Shares in The Property Franchise Group (TPFG), which owns leading estate agency brands including Martin & Co and Ewemove, jumped by an unprecedented 10.5% yesterday following news that the company’s lettings business had performed better than expected.
As The Negotiator reported, the company revealed that its franchisees had seen lettings revenue increase to a record £5.96 million last month, driven principally by an average 10% increase in fees to landlords but also by lower business costs and higher rents.
TPFG’s share price has been rising since March.

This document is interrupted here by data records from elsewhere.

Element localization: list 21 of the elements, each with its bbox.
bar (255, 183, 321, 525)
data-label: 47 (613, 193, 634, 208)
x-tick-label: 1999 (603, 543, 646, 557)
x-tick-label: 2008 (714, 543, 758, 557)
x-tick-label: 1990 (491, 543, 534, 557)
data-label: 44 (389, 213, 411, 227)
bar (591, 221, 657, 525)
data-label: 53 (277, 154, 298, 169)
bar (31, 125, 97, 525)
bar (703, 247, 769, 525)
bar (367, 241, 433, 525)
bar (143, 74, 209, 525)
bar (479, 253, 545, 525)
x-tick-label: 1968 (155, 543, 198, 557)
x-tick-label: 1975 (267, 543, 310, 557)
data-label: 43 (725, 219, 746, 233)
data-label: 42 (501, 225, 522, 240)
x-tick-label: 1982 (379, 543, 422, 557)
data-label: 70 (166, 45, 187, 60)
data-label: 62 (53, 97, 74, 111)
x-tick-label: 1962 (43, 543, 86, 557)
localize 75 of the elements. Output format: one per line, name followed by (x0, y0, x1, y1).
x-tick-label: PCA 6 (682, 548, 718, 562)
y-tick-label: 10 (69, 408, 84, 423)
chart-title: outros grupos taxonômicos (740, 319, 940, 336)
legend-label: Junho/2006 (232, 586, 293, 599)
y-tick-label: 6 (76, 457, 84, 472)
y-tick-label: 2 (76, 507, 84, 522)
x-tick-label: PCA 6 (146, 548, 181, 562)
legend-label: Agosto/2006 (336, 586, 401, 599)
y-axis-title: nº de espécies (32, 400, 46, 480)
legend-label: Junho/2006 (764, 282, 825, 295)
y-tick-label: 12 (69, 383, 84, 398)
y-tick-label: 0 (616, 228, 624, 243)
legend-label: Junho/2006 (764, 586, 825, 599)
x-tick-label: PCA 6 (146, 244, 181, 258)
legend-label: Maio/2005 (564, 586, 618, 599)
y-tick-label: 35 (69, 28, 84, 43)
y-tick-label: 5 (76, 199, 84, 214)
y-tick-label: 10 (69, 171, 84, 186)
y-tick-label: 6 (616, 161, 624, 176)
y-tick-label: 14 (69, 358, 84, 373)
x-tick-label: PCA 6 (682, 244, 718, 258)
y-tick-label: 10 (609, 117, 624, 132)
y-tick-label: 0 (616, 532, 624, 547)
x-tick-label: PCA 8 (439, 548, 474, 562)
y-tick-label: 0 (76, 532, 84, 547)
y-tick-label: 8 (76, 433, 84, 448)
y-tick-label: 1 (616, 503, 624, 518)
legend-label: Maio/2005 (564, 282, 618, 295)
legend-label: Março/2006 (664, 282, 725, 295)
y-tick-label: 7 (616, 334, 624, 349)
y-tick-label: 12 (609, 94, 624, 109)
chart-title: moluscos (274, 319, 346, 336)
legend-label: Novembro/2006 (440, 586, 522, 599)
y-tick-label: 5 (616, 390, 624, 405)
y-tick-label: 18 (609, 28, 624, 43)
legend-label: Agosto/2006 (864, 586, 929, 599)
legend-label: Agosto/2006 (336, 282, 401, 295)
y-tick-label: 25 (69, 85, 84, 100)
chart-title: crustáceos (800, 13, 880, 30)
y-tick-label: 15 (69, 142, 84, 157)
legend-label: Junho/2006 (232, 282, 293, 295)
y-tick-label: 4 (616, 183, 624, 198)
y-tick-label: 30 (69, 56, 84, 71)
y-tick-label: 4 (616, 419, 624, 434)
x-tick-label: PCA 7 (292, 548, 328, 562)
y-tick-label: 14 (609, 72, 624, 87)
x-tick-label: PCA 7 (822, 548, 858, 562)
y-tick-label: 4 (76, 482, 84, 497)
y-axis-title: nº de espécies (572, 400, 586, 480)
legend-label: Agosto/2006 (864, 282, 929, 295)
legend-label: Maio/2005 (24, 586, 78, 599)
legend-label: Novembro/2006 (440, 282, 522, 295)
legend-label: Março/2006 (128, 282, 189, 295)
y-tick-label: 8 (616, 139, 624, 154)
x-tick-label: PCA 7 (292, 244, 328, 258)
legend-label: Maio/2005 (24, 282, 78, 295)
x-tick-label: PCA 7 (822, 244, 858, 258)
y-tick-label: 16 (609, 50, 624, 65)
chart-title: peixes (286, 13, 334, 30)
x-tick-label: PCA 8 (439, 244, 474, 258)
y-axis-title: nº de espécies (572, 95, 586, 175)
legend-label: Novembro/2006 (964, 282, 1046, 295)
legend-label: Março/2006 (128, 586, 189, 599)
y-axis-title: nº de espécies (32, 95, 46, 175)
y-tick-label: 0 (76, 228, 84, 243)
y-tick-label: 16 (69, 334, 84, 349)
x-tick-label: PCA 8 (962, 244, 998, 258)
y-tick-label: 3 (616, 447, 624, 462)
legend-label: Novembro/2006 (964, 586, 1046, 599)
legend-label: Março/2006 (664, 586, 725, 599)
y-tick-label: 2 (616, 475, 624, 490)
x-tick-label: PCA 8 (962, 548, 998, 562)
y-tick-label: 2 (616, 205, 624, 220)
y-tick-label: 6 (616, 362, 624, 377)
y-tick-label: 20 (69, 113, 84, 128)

Since then City traders have considered franchised estate agency brands a safer bet as Brexit has loomed.
This is compared to more traditional estate agents PLCs such as Countrywide and Foxtons, which have struggled as the tenant fees ban and softer sales market has impacted their bottom line.
“A franchise offers a product people want, ready-to-go business processes, a recognised brand, back and front-office functions for compliance, access to national and local marketing, and innovation,” says Nick Neil (left), CEO of Ewemove, TFPG’s hybrid brand.
“Add to this, an entrepreneurial, skilled and experienced salesperson, or estate agent, and you’re ready to take off like a rocket heading for the moon, rather than a cheap disappointing firework that quickly runs out of thrust, which is often the case if an individual tries to do everything by themselves.
“The franchisee wants to back themselves, take a longer-term view and work hard to build an asset base they can monetize at some stage in the future.”